同じ5月10日、フランス各地の空軍基地がドイツ軍の爆撃を
受けた。 ドイツ空軍はようやく第一線機を揃えた空軍と対決
する事になった。
主に自国製のMS406、D520、そしてアメリカ製のP36の
輸出仕様機ホーク75等を取り揃えていた。
その他にブロシュ150シリーズ、イギリスの助っ人ハリケーン
グラディエーターなどが揃っていた。
しかし見ての通りあまりに雑多で、整備も修理も部品の補充す
ら大変だった。
その上、まともにMe109と戦える戦闘機と言えばほとんど無い。
一番マシだったのはアメリカから来た1000馬力級のホーク75で、
フランス製機はことごとく低馬力だった。
ドイツ陸軍の侵攻阻止の為に雑多な攻撃機が飛び立つが、上空を
守るMe109にはかなわず、また陸上の対空火器の前でも被害が
続出する事になった。

このフランス戦で名を馳せたのがドイツのヴェルナー・メルダースと
アドルフ・ガランドである。
メルダースはフランス戦で撃墜される事になるが、すぐにフランスが
降伏した為に捕虜としての立場から解放され、軍務に復帰している。


メルダースを撃墜したのは、フランスのMS406であるという。
鋼管羽布張り800馬力の旧式フランス機としては大殊勲の
金星であったと言えるかも知れない。

盟友(?)イギリスのハリケーンも、当時の英仏としては強力な
戦闘機だったが、Me109との戦いは少し荷が重かった。
ハリケーンは1ヶ月の間に次々と失われた為に、いよいよフランスか
ら切迫の要求が始まる。
「もっとハリケーンちょうだい。

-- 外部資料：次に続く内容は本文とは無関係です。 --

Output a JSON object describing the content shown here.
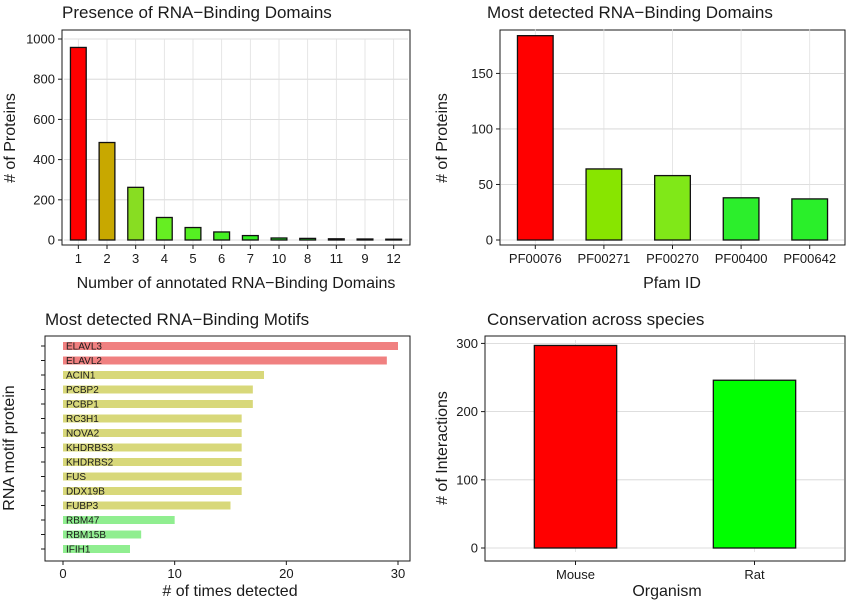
{
  "chart_data": [
    {
      "type": "bar",
      "title": "Presence of RNA−Binding Domains",
      "xlabel": "Number of annotated RNA−Binding Domains",
      "ylabel": "# of Proteins",
      "categories": [
        "1",
        "2",
        "3",
        "4",
        "5",
        "6",
        "7",
        "10",
        "8",
        "11",
        "9",
        "12"
      ],
      "values": [
        958,
        485,
        262,
        112,
        62,
        40,
        22,
        10,
        8,
        6,
        5,
        4
      ],
      "colors": [
        "#ff0000",
        "#c8a800",
        "#88dd22",
        "#66ee22",
        "#55f022",
        "#44f022",
        "#33f022",
        "#22f022",
        "#22f022",
        "#11f022",
        "#11f022",
        "#00ff22"
      ],
      "ylim": [
        0,
        1000
      ],
      "yticks": [
        0,
        200,
        400,
        600,
        800,
        1000
      ],
      "grid": true
    },
    {
      "type": "bar",
      "title": "Most detected RNA−Binding Domains",
      "xlabel": "Pfam ID",
      "ylabel": "# of Proteins",
      "categories": [
        "PF00076",
        "PF00271",
        "PF00270",
        "PF00400",
        "PF00642"
      ],
      "values": [
        184,
        64,
        58,
        38,
        37
      ],
      "colors": [
        "#ff0000",
        "#88e500",
        "#80e818",
        "#2cee2c",
        "#2aef2a"
      ],
      "ylim": [
        0,
        190
      ],
      "yticks": [
        0,
        50,
        100,
        150
      ],
      "grid": true
    },
    {
      "type": "bar",
      "orientation": "horizontal",
      "title": "Most detected RNA−Binding Motifs",
      "xlabel": "# of times detected",
      "ylabel": "RNA motif protein",
      "categories": [
        "ELAVL3",
        "ELAVL2",
        "ACIN1",
        "PCBP2",
        "PCBP1",
        "RC3H1",
        "NOVA2",
        "KHDRBS3",
        "KHDRBS2",
        "FUS",
        "DDX19B",
        "FUBP3",
        "RBM47",
        "RBM15B",
        "IFIH1"
      ],
      "values": [
        30,
        29,
        18,
        17,
        17,
        16,
        16,
        16,
        16,
        16,
        16,
        15,
        10,
        7,
        6
      ],
      "colors": [
        "#f08080",
        "#f08080",
        "#d8d87a",
        "#d8d87a",
        "#d8d87a",
        "#d8d87a",
        "#d8d87a",
        "#d8d87a",
        "#d8d87a",
        "#d8d87a",
        "#d8d87a",
        "#d8d87a",
        "#90ee90",
        "#90ee90",
        "#90ee90"
      ],
      "xlim": [
        0,
        30
      ],
      "xticks": [
        0,
        10,
        20,
        30
      ],
      "grid": false
    },
    {
      "type": "bar",
      "title": "Conservation across species",
      "xlabel": "Organism",
      "ylabel": "# of Interactions",
      "categories": [
        "Mouse",
        "Rat"
      ],
      "values": [
        297,
        246
      ],
      "colors": [
        "#ff0000",
        "#00ff00"
      ],
      "ylim": [
        0,
        305
      ],
      "yticks": [
        0,
        100,
        200,
        300
      ],
      "grid": true
    }
  ]
}
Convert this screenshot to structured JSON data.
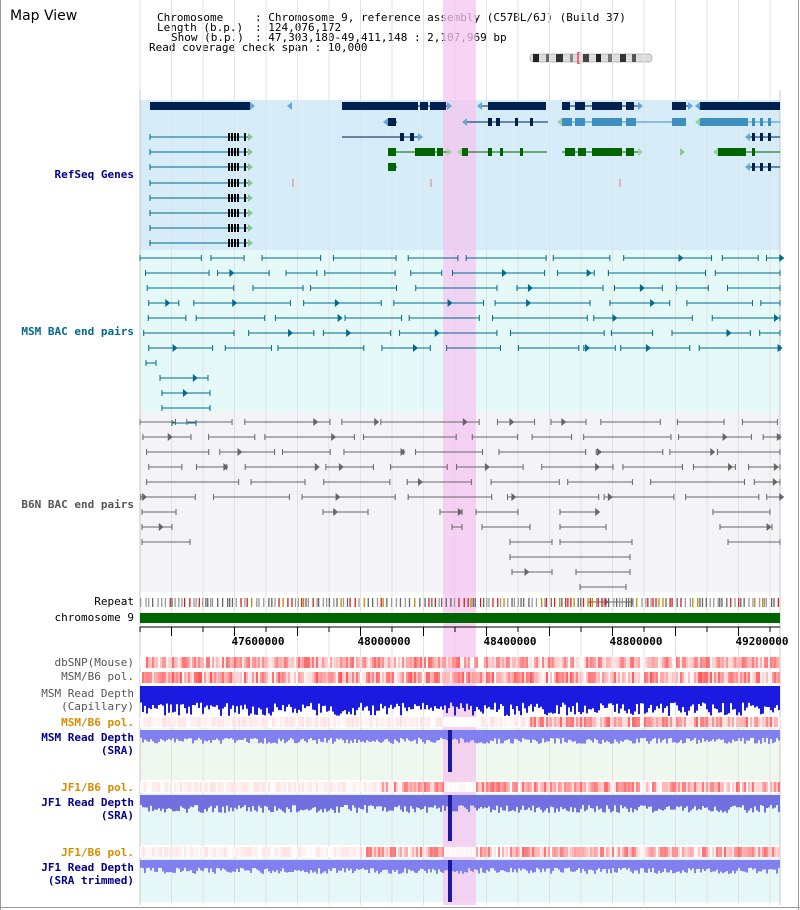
{
  "title": "Map View",
  "info": {
    "chromosome_key": "Chromosome",
    "chromosome_val": ": Chromosome 9, reference assembly (C57BL/6J) (Build 37)",
    "length_key": "Length (b.p.)",
    "length_val": ": 124,076,172",
    "show_key": "Show (b.p.)",
    "show_val": ": 47,303,180-49,411,148 : 2,107,969 bp",
    "coverage": "Read coverage check span : 10,000"
  },
  "tracks": {
    "refseq": "RefSeq Genes",
    "msm_bac": "MSM BAC end pairs",
    "b6n_bac": "B6N BAC end pairs",
    "repeat": "Repeat",
    "chromosome": "chromosome 9",
    "dbsnp": "dbSNP(Mouse)",
    "msm_pol": "MSM/B6 pol.",
    "msm_depth_cap_1": "MSM Read Depth",
    "msm_depth_cap_2": "(Capillary)",
    "msm_pol_sra": "MSM/B6 pol.",
    "msm_depth_sra_1": "MSM Read Depth",
    "msm_depth_sra_2": "(SRA)",
    "jf1_pol": "JF1/B6 pol.",
    "jf1_depth_1": "JF1 Read Depth",
    "jf1_depth_2": "(SRA)",
    "jf1_pol_trim": "JF1/B6 pol.",
    "jf1_trim_1": "JF1 Read Depth",
    "jf1_trim_2": "(SRA trimmed)"
  },
  "axis_ticks": [
    "47600000",
    "48000000",
    "48400000",
    "48800000",
    "49200000"
  ],
  "colors": {
    "refseq_label": "#00008b",
    "msm_label": "#006a8a",
    "b6n_label": "#555555",
    "pol_label": "#d98c00",
    "depth_label": "#00008b",
    "gene_dark": "#00204f",
    "gene_mid": "#3d8fbf",
    "gene_green": "#006400",
    "highlight": "#f4c6f0"
  }
}
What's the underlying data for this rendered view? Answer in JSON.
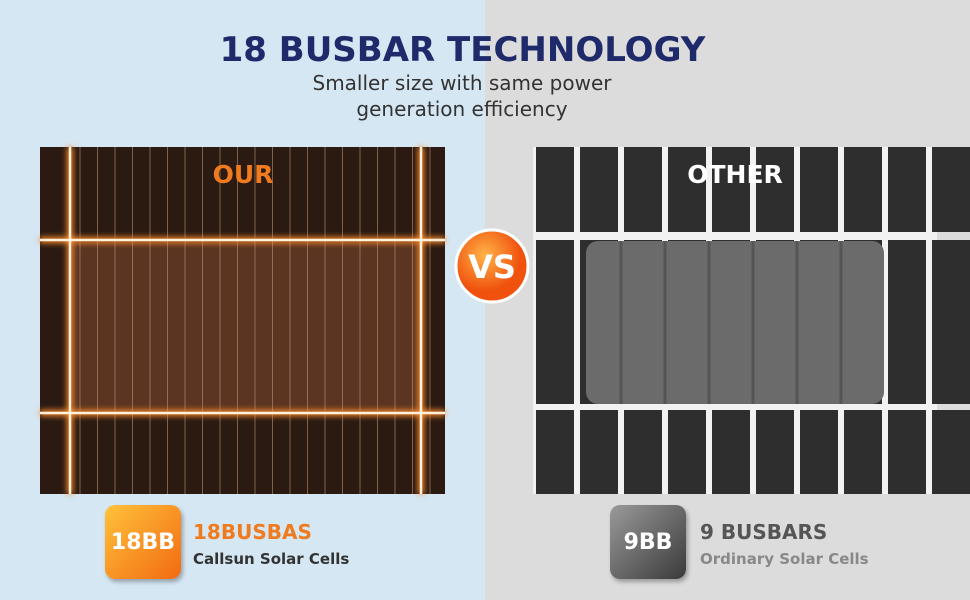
{
  "header": {
    "title": "18 BUSBAR TECHNOLOGY",
    "subtitle": "Smaller size with same power generation efficiency"
  },
  "vs": "VS",
  "left": {
    "label": "OUR",
    "badge": "18BB",
    "name": "18BUSBAS",
    "description": "Callsun Solar Cells"
  },
  "right": {
    "label": "OTHER",
    "badge": "9BB",
    "name": "9 BUSBARS",
    "description": "Ordinary Solar Cells"
  }
}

」
防空用の機体まで集めて送り続けたハリケーンだが、戦況いよいよ
利あらずとなり、追加どころかついに全面撤収と言う事になった。
史上最大の「撤収」作戦。 ダイナモ作戦の発令である。
一般には、ダンケルクの撤退、と言った方が通りが良いか。


もうダメです。 これ以上ハリケーンをフランスに投入しては
肝心のイギリスが守れなくなる。 と言うわけで全面撤退。

遊覧船や漁船はもちろん、民間のヨットや艀まで動員しての大作戦
の上空援護には最新鋭のスピットファイアも参加。
また、とにかく飛行機を、と言う切羽詰った状況から、とても実戦
には耐えれそうに無い機体も投入。


デファイアント戦闘機原型機。 単発複座の機体で、後方旋回式
銃塔を持つが前方固定機銃が一丁も無い。 それでも撤収する船
団上空で、ドイツの攻撃機を撃墜し援護に一役は買った。
しかしMe109には手も足も出ず、すぐに第一線から退いた。